La dissociation pour survivre

Avoir des pensées qui se répètent en boucle, s’alcooliser, acheter des choses ou jouer de l’argent de manière compulsive, être violent, accroc à la cigarette, anorexique, boulimique ou hyperphagique, écouter la musique à fond, avoir des idées suicidaires, prendre des drogues, conduire trop vite, imaginer des scénarios horribles, se faire du mal, se mettre en danger soi-même ou autrui …

Ces conduites sont toutes dissociantes et anesthésiantes.

Nous les adoptons pour nous sauver nous-mêmes d’une mémoire traumatique non traitée, une mémoire « fantôme » qui fait mal et que nous ne pouvons pas contrôler.

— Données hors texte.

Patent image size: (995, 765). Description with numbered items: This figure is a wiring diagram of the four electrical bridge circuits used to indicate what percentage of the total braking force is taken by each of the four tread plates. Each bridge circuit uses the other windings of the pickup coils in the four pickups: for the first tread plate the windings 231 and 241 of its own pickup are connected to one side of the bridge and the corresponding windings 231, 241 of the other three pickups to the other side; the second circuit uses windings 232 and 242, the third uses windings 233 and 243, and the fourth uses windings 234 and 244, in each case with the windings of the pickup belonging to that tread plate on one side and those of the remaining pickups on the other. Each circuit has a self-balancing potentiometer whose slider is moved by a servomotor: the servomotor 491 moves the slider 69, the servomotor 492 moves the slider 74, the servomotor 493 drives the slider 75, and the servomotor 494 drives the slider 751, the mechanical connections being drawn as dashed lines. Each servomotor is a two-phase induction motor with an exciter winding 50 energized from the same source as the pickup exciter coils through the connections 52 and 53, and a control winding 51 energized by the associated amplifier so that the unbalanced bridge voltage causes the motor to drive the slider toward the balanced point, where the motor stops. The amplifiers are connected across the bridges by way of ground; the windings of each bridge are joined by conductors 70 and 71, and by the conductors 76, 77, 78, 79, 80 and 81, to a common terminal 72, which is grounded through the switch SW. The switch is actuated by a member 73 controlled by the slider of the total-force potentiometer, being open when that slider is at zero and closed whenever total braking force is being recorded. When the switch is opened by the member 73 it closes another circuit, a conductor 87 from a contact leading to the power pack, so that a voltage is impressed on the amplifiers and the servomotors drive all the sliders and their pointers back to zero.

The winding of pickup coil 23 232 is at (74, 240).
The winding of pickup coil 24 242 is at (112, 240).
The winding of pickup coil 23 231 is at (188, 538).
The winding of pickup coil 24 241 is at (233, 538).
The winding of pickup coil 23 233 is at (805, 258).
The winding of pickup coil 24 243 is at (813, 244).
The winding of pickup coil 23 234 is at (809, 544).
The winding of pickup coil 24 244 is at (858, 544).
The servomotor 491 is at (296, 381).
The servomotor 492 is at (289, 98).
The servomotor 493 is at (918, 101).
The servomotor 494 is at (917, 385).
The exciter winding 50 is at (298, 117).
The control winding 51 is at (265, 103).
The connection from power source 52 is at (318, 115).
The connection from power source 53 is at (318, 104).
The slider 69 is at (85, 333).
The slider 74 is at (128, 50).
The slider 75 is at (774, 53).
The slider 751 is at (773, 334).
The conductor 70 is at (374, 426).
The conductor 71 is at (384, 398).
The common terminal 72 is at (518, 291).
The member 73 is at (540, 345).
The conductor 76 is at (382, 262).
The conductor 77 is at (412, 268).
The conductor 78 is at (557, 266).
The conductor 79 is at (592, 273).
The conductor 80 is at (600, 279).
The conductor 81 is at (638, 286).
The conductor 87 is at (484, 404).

Pour mettre à distance notre détresse et nos angoisses, nous faisons ainsi augmenter notre niveau de stress pour faire disjoncter notre circuit émotionnel (notre cerveau produit alors davantage de drogues dissociantes et anesthésiantes morphine-like et kétamine-like) et nous sommes momentanément soulagés.

Drogues endogènes donc, ou exogènes avec le tabac, l’alcool ou le cannabis etc… toutes étant addictives, bien sûr.

Pour nous sortir de là, il est essentiel de nous faire aider pour aller reconnaître les violences que nous avons vécues. Grâce à un accompagnement ajusté, nous pouvons transformer une mémoire traumatique inconsciente piégée dans un éternel présent, en une mémoire auto-biographique consciente, explicite et contrôlable.

Même si nous ne nous sentons pas concernés par une éventuelle mémoire traumatique, il est toujours intéressant de poser notre attention sur l’élément qui aura déclenché notre besoin d’auto-hypnose.